Branche unique, non ramifiée, enroulée en spirale
Grandes colonies atteignant plus de 4 m de longueur
Couleur orange à brun-rouge
Petits polypes blancs (1,4 mm) disposés sur une seule rangée
Squelette noir kératineux
Black sea whip, black wire coral (GB)
Atlantique tropical Ouest
Zones DORIS : ● CaraïbesStichopathes lutkeni est présent dans les Caraïbes, ainsi que dans le golfe du Mexique.
Cette espèce d'Antipathaire vit entre 15 et 125 mètres de profondeur, le long des tombants, dans des zones à forts courants. Elle présente une densité de population relativement faible (0,5 colonie par m2).
Le corail fil de fer est formé d'une branche unique, non ramifiée. Il mesure en moyenne 80 cm de longueur, mais des spécimens de plus de 4 m peuvent être rencontrés. La partie basse de la tige est droite ou courbée, la partie supérieure est enroulée en spirale qui rappelle la forme du fil de fer barbelé.
Il est fortement fixé au substrat* par un élargissement de la base.
Le cœnenchyme*, c'est-à-dire la partie charnue qui recouvre l'axe squelettique (foncé), est de couleur variable, allant de l'orange au brun-rouge.
Les polypes* blancs, de petite taille (1,4 mm de diamètre), sont disposés sur une seule rangée, très serrés. De forme plutôt ovale, ils présentent 6 longs tentacules* lisses, blancs, translucides (4 tentacules latéraux et 2 sagittaux).
Observations au microscope :
La branche est couverte d'épines coniques mesurant jusqu'à 340 µm de longueur. Recouvertes de tubercules, ces épines sont généralement inclinées, pointe dirigée vers l'extrémité de la branche. Elles sont disposées sur 13 rangées ou plus, avec 25-30 épines par centimètre sur chaque rangée.
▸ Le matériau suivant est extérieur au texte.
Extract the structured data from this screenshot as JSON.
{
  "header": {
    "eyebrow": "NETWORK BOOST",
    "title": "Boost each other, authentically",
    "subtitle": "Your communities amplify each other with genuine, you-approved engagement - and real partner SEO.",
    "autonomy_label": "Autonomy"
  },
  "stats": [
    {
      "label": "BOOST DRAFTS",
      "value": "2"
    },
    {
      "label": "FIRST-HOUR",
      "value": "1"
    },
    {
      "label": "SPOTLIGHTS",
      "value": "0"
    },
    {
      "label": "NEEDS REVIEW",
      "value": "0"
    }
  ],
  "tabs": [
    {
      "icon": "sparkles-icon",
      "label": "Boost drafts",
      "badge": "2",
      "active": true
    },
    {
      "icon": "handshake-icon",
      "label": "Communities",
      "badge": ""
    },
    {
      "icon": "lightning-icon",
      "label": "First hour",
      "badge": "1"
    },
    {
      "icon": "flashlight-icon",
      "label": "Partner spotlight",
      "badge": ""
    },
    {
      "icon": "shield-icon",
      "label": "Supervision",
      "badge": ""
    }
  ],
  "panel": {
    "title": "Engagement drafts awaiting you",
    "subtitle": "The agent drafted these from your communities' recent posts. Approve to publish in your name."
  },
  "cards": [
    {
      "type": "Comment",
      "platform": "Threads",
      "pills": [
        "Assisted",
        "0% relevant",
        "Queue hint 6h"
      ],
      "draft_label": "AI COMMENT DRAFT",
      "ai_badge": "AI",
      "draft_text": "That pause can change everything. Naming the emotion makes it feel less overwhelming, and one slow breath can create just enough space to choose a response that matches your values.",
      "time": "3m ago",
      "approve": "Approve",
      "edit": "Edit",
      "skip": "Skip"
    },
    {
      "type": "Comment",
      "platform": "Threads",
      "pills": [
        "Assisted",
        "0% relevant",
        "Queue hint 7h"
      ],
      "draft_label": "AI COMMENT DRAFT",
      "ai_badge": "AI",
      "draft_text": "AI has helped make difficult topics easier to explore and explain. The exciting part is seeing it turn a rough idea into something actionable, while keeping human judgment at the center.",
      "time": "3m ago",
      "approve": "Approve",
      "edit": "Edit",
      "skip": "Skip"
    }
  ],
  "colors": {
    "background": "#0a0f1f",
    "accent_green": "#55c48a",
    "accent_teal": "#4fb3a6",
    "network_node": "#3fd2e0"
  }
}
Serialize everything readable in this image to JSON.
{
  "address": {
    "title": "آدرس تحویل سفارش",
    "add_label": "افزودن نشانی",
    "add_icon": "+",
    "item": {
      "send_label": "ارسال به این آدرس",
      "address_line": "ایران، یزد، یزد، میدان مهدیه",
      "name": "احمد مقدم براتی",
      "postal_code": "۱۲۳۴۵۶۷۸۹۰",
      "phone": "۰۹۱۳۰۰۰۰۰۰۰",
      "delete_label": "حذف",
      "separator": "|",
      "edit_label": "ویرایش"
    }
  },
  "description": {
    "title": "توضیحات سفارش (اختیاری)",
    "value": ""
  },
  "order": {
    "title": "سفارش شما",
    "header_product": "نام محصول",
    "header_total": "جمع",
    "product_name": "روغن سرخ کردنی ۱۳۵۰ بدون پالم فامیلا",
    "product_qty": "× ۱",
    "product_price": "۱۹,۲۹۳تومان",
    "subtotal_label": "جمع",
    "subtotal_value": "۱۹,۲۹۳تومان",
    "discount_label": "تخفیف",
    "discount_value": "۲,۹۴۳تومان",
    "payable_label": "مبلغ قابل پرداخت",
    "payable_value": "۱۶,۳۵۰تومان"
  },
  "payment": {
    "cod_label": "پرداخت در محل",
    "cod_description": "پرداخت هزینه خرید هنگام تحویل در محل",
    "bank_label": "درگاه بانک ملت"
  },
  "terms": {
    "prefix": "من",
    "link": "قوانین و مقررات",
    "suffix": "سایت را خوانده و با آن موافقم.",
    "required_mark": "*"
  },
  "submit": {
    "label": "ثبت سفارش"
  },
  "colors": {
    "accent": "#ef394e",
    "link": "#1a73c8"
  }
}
Note : La disposition des polypes sur une seule rangée est une caractéristique sujette à controverse. Certaines colonies présentent un agencement plus irrégulier, donnant l'impression d'une disposition en zig-zag (voir les photos). Une révision du genre Stichopathes basée sur une étude moléculaire est nécessaire (communication personnelle, Dr. Dennis Opresko, National Museum of Natural History, Washington, Department of Invertebrate Zoology, 15/05/2016).
Dans les Caraïbes, Stichopathes occidentalis (Gray, 1860) est facilement confondu avec S. lutkeni. Les colonies de cette espèce sont de couleur jaune verdâtre.
Il est très difficile de différencier les deux espèces, seule une observation des épines au microscope permet une identification fiable. De forme similaire, les épines de S. occidentalis sont plus petites (70 à 180 µm de longueur).
S. occidentalis est abondant sur les pentes extérieures des récifs coralliens.
Très proche morphologiquement, les genres Cirrhipathes et Pseudocirrhipathes regroupent de nombreuses espèces qui vivent dans les océans Indien et Pacifique. Chez les espèces de Cirrhipathes, les polypes sont disposés tout autour de la branche. L'unique espèce de Pseudocirrhipathes montre des polypes, partiellement contractiles, disposés irrégulièrement sur un seul côté de la branche.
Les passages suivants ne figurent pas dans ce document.